17 Ağustos 2012 Cuma

Aile ve Sosyal Politikalar Bakanına mektup

Sayın Bakanım,
.. .. ... İki torunumun birisi İstanbul’da, diğeri Ankara’da yaşamaktadır. Torunlarımın birisi iki buçuk yaşında ve diğeri altı aylıktır. Özellikle İstanbul’da çok yakın oturduğumuz iki buçuk yaşındaki kız torunumla yakından ilgilenme şansına sahip olan ve ona uzunca vakit ayırmanın hazzını
yaşayan bir dede olduğumu ifade etmek isterim.
Eşim ve gelinimiz çalıştığı için; ilk üç aydan sonraki dönemde bebek/çocuk bakımının gündüz bölümünü gönüllü olarak üstlenmeye çalıştım. Gerek okuyarak, gerekse tecrübe sahibi aile üyelerinin tavsiyelerini dinleyerek oğlum ve gelinime destek olmaya çalışıyorum.
Kendi çocuklarımızı yetiştirirken çok da üzerinde durmadığımız ayrıntıların ne kadar önemli olduğunu torunlarımızın yetiştirilmesi aşamasında farkına vardım.

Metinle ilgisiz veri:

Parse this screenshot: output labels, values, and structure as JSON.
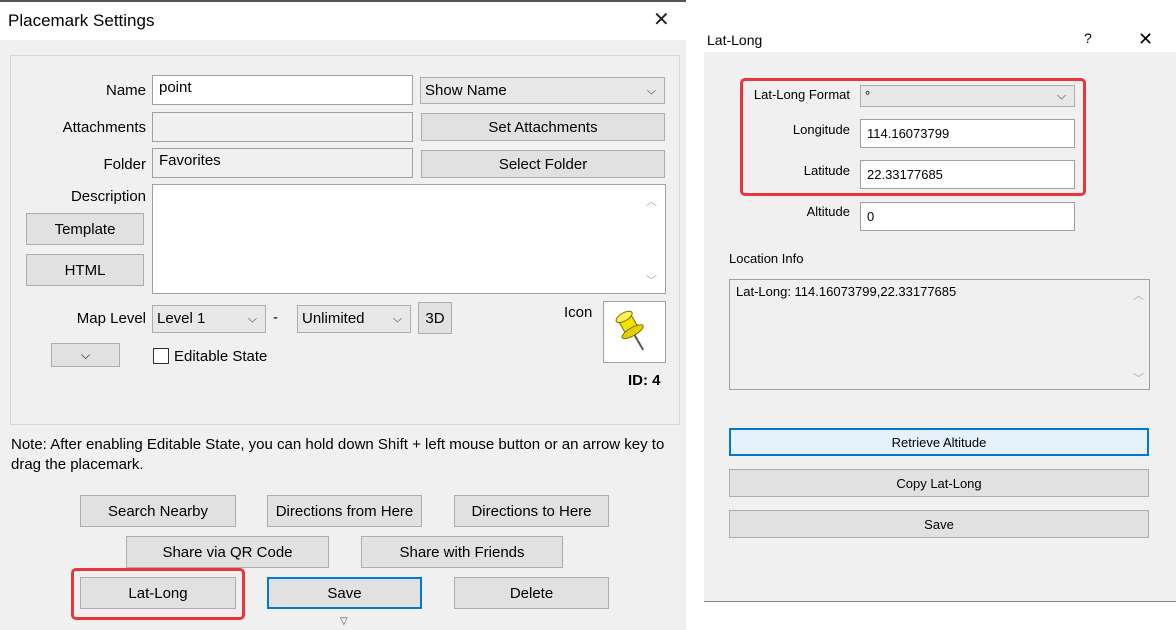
{
  "placemark": {
    "title": "Placemark Settings",
    "close_glyph": "✕",
    "name_label": "Name",
    "name_value": "point",
    "show_name_option": "Show Name",
    "attachments_label": "Attachments",
    "attachments_value": "",
    "set_attachments_label": "Set Attachments",
    "folder_label": "Folder",
    "folder_value": "Favorites",
    "select_folder_label": "Select Folder",
    "description_label": "Description",
    "template_label": "Template",
    "html_label": "HTML",
    "description_value": "",
    "map_level_label": "Map Level",
    "map_level_from": "Level 1",
    "map_level_dash": "-",
    "map_level_to": "Unlimited",
    "three_d_label": "3D",
    "icon_label": "Icon",
    "id_label": "ID: 4",
    "editable_state_label": "Editable State",
    "note_text": "Note: After enabling Editable State, you can hold down Shift + left mouse button or an arrow key to drag the placemark.",
    "search_nearby_label": "Search Nearby",
    "directions_from_label": "Directions from Here",
    "directions_to_label": "Directions to Here",
    "share_qr_label": "Share via QR Code",
    "share_friends_label": "Share with Friends",
    "lat_long_label": "Lat-Long",
    "save_label": "Save",
    "delete_label": "Delete",
    "pin_icon": "pushpin-icon",
    "pin_color": "#f5e100",
    "highlight_color": "#e8363c"
  },
  "latlong": {
    "title": "Lat-Long",
    "help_glyph": "?",
    "close_glyph": "✕",
    "format_label": "Lat-Long Format",
    "format_value": "°",
    "longitude_label": "Longitude",
    "longitude_value": "114.16073799",
    "latitude_label": "Latitude",
    "latitude_value": "22.33177685",
    "altitude_label": "Altitude",
    "altitude_value": "0",
    "location_info_label": "Location Info",
    "location_info_value": "Lat-Long: 114.16073799,22.33177685",
    "retrieve_altitude_label": "Retrieve Altitude",
    "copy_latlong_label": "Copy Lat-Long",
    "save_label": "Save"
  }
}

Önemli olduğunu düşündüğümüz bu ayrıntıların devletimiz seviyesinde ele alınıyor olduğunu biliyoruz.
Ülkemizi geleceğe taşıyacak çocuklarımızın yetiştirilmesinde alınacak ilâve tedbirleri; bir dede gözüyle, size iletilmesinde yarar olabileceği ümidi ile aşağıda sıralamak istiyorum:
-Özellikle özel sektörde çalışan annelerin ilk üç ay sonrasında tekrar işlerine dönmek durumunda olduklarını görüyoruz,
-Çok erken dönemde anneden ayrılan bebeklerin anne sütü ile beslenmeleri sekteye uğrayabilmektedir,
-Bu durum gerek annenin, gerekse bebeklerin psikolojilerini menfi olarak etkileyebilmektedir,
-Uygun şartlar oluşturularak bebeklerin dört yaşına kadar kesintisiz olarak anneleriyle birlikte olmalarını sağlayıcı bir teşvik sistemi (iş veren ve anne bakış açısıyla) geliştirilmelidir,
-Söz konusu teşvik sistemi hem anneyi, hem de işvereni hedef almalıdır (örneğin ilk altı ayı ücretli, sonraki dönem ücretsiz ancak SGK primleri devlet tarafından karşılanan bir formül geliştirilmesi vb.),
-Yasal düzenlemelerle, dört yaşına kadar çocuk-anne beraberliği sağlanmalı, bu mümkün oluncaya kadar (acil bir tedbir olarak) en az iki yaşına kadar anne-bebek birlikteliği bozulmamalıdır,
-Annenin yerini hiç kimsenin alamayacağını biliyoruz,
-Aile yakınları (anneanne, babaanne, dede vb.) veya bakıcı elinde kalan çocuklar ile gelecek endişesi yaşamadan çocuğuna bakan annelerin bebek üzerindeki etkisini mukayese edemeyiz.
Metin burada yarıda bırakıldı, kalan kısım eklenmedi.